Gabbard remains sceptical of military alliances and interventions under the banner of NATO—a view that aligns her with the isolationist approach often championed by Trump.

Anti-Muslim views

While Gabbard opposes regime change wars in the Muslim world, she hasn't shied away from airing her anti-Muslim views.

Gabbard said it was "mind-boggling" that former president Barack Obama didn't associate terrorist organisation Daesh "with the Muslim religion."

"[Obama] is completely missing the point of this radical… ideology that's fuelling these people," she said in 2015.

Her criticism of the president as a young Congress member from the Democratic Party's platform was so unusual that it evinced immediate backlash from Obama loyalists.

"I take serious issue when somebody who's done a little non-fighting time in Iraq, and is not a Middle East or Islamic scholar, claims to know better than our President and Secretary of State how to fathom the motivations of terrorists," wrote one pundit at the time.

Ties with Hindu nationalists

From the beginning of her career in politics decades ago, Gabbard received financial support from people associated with the Sangh Parivar—a network of religious, political, paramilitary, and student groups that subscribe to the Hindu supremacist, exclusionary ideology known as Hindutva.

An analysis of Gabbard's financial disclosures from 2011 to 2018 by news website Intercept revealed more than 100 members of US Sangh affiliates and their families donated "hundreds of thousands of dollars" to her campaigns.

No wonder then that she opposed in December 2013 House Resolution 417,which urged India to protect "the rights and freedoms of religious minorities." The resolution referred to incidents of mass violence against minority Muslims under India's Hindu nationalist premier Narendra Modi.

"There was a lot of misinformation that surrounded the event in 2002," Gabbard told the press, referring to riots in Modi's home state of Gujarat in which more than 1,000 Muslims lost their lives.

Reuters

Republican presidential nominee Donald Trump listens as former Democratic presidential candidate Tulsi Gabbard endorses his candidacy at the National Guard of the United States NGAUS General Conference in Michigan on August 26, 2024. Photo: Reuters

In Trump's camp, finally

Even though she was serving in the House of Representative on the Democratic Party's ticket at the time, Gabbard was briefly considered for a cabinet position in the Trump Administration of 2017-2021.

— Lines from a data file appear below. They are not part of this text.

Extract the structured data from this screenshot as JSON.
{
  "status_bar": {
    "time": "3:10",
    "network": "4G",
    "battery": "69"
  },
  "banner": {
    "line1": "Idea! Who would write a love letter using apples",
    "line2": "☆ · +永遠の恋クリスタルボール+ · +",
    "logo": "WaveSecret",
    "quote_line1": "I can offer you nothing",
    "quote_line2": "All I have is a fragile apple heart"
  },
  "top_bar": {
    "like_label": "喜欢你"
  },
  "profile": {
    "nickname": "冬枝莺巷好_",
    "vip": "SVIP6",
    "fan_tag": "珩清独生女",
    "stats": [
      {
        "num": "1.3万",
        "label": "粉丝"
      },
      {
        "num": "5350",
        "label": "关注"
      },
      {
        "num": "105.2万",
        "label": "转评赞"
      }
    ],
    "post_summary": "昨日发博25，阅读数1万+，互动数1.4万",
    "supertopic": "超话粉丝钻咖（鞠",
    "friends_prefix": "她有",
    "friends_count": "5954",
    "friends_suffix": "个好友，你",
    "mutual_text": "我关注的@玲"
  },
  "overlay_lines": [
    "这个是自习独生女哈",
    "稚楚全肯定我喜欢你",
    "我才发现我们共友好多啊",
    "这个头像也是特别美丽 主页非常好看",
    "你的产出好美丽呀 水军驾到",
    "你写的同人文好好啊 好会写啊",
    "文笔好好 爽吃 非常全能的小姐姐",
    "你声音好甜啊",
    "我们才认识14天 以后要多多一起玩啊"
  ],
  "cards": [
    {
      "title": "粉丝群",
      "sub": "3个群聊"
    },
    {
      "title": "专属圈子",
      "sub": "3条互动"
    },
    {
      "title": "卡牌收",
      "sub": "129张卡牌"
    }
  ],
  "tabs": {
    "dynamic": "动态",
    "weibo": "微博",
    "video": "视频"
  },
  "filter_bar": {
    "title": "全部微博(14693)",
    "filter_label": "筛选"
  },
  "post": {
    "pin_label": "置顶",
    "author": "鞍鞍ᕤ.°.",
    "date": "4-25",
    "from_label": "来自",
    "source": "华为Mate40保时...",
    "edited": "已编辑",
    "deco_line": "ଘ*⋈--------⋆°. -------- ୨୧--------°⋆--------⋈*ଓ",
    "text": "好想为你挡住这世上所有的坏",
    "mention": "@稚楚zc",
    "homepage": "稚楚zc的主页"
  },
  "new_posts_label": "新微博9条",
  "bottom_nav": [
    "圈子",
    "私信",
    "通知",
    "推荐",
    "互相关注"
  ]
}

There are unconfirmed reports that she's once again being considered for a cabinet appointment in case Trump wins the November election. Trump has announced that Gabbard will be on his transition team if he wins the presidential election in November.

Her stock within the Trump camp went up recently as the former president reportedly engaged her as a "sparring partner" in mock debates to prepare for the much-anticipated face-off on national TV with his Democratic opponent Kamala Harris next month.

Trump picked Gabbard to help sharpen his attacks against the Democratic nominee because she ostensibly got under Harris's skin in a televised primary debate back in 2019.

Gabbard shamed Harris for putting "over 1,500 people in jail for marijuana violations" but laughing about it when someone asked her if she ever smoked marijuana herself.

The exchange "knocked Harris on her heels" as Gabbard was widely credited for eviscerating Harris in a "memorable onstage encounter."